New York Times Asks Dr. Wesley to Weigh in On DevaCurl

With at least 10 class-action lawsuits pending, including four in New York, in which customers say DevaCurl damaged their scalps and made their hair fall out in clumps, The New York Times asked Dr. Wesley to weigh in on the controversy.

It’s still not clear what caused the Deva-Curl problem. On its “facts” website, DevaCurl states: “Our products do not cause hair loss” — that phrase in bold italic — “because they do not penetrate the scalp or affect the hair bulb. Hair loss is often related to excessive scalp irritation, medical conditions and other stressors.”

Asked by The New York Times to fact-check this statement, two doctors — not affiliated with either DevaCurl or the lawsuit — refuted it. “That’s like saying Amazon does not directly influence customers’ holiday spirit because their delivery people do not fully enter buyers’ homes,” said Carlos Wesley, a hair restoration surgeon in Manhattan.
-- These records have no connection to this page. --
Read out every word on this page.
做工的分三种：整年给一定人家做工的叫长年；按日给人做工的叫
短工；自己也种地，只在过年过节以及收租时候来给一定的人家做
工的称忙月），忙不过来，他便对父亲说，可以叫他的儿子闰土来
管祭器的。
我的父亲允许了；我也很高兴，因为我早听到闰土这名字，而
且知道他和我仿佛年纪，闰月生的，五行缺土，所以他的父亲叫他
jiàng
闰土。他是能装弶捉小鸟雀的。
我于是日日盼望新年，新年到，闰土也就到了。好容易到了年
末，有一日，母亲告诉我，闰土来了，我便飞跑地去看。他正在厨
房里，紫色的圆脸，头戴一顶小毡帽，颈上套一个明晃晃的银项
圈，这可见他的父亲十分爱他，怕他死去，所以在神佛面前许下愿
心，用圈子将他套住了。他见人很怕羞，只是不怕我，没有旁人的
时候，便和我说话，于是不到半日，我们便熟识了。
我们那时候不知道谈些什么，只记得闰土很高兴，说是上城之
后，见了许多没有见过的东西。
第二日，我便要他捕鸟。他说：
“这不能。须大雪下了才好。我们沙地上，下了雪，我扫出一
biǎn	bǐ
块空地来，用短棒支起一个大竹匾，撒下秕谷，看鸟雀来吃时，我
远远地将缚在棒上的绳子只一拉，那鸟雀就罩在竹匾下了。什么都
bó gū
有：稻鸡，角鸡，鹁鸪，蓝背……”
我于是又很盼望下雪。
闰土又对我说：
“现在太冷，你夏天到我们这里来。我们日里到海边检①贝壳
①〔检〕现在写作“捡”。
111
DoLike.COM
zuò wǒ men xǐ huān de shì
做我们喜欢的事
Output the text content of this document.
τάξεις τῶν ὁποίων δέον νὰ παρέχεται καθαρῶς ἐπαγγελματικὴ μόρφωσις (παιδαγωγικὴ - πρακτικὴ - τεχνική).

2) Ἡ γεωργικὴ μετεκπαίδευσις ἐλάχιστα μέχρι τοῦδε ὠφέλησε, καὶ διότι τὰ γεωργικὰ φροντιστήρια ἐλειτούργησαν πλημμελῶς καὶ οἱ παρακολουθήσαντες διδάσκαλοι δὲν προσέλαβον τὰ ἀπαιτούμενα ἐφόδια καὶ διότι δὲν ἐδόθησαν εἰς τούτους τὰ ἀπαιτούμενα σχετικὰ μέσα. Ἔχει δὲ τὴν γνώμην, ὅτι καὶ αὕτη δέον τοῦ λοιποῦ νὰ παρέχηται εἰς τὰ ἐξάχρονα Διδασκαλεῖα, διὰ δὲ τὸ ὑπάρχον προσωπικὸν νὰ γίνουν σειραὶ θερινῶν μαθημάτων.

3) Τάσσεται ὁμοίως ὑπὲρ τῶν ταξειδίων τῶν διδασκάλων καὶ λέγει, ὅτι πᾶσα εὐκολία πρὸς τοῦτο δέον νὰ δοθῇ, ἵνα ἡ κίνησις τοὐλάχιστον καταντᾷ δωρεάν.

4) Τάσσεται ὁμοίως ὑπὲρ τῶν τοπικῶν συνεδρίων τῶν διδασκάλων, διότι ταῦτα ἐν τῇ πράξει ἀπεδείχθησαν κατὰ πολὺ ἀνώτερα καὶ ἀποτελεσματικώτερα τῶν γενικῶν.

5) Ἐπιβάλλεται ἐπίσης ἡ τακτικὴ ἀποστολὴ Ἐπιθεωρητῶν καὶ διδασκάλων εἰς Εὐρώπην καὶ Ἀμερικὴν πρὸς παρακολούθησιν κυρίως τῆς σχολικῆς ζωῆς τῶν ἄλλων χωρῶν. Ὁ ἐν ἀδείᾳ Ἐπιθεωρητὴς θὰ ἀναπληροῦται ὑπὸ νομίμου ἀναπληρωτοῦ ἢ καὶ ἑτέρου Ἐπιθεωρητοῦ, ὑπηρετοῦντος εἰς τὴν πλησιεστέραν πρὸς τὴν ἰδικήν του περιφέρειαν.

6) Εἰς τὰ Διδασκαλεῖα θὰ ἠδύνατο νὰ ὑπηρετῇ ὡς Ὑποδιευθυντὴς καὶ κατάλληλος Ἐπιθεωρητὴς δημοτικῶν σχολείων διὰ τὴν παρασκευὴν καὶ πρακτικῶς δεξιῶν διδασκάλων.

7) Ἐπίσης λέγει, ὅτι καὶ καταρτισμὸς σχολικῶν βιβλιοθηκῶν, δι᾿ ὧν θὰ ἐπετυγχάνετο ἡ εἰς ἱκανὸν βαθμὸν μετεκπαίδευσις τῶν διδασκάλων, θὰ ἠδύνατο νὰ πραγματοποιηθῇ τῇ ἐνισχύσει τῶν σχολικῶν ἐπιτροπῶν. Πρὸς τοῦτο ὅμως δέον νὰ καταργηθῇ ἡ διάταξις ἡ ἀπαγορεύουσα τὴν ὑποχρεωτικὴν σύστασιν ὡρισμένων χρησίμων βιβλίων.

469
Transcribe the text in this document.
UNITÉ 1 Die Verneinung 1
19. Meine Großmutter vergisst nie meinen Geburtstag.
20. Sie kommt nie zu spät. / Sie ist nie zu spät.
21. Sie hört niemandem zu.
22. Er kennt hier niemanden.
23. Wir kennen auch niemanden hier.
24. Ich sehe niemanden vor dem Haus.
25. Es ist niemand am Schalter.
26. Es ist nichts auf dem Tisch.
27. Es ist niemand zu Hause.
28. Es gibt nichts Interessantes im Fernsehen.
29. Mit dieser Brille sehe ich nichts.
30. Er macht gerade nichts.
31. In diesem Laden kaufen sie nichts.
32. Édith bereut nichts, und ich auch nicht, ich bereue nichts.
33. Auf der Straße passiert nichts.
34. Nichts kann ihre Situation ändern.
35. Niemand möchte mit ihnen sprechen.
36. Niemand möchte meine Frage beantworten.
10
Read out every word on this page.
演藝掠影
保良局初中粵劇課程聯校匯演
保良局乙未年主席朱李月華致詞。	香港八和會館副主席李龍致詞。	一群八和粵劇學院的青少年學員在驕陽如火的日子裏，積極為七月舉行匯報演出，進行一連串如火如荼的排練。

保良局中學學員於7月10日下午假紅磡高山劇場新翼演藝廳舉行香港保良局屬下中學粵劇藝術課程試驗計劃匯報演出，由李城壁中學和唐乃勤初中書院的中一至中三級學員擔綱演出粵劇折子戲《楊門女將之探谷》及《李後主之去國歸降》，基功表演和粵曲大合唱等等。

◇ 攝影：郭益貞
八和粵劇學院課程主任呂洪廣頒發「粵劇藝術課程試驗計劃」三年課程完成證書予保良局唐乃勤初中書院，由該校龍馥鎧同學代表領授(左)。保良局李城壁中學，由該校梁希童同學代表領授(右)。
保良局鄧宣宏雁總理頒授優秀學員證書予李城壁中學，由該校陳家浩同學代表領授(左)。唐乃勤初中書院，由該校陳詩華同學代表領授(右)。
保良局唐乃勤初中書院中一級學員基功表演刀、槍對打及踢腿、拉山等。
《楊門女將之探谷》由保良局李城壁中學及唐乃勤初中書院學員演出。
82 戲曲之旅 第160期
Dr. Wesley, who also reviewed the list of some 200 ingredients posted on the website, said that some of them, including aminomethyl propanol, a product stabilizer, do penetrate the skin’s uppermost layers. And depending on where a hair is in the growing cycle, it can be open or closed to product penetration, making it likely that some cleanser or cream has infiltrated the stem cell region of the follicle, Dr. Wesley said.

Dr. Wesley also pointed to a solvent called propylene glycol, which causes redness, and said that with such a lengthy list of ingredients, some instances of scalp sensitivity “are not surprising.”

Where does all this leave you when choosing a hair product? Practically needing a degree in cosmetic chemistry, unfortunately.

Both Dr. Wesley and Dr. Senna, who teaches at Harvard Medical School, avoided naming brands to use, saying it was impossible to keep up with the sheer number of products and their ever-changing formulations. Dr. Wesley recommends washing the scalp at least three times a week to remove sebum, which contains cortisol and DHT, both hormones that contribute to shedding and gradual hair loss. Plain old water — no label reading required there — can work perfectly fine for the task, he said.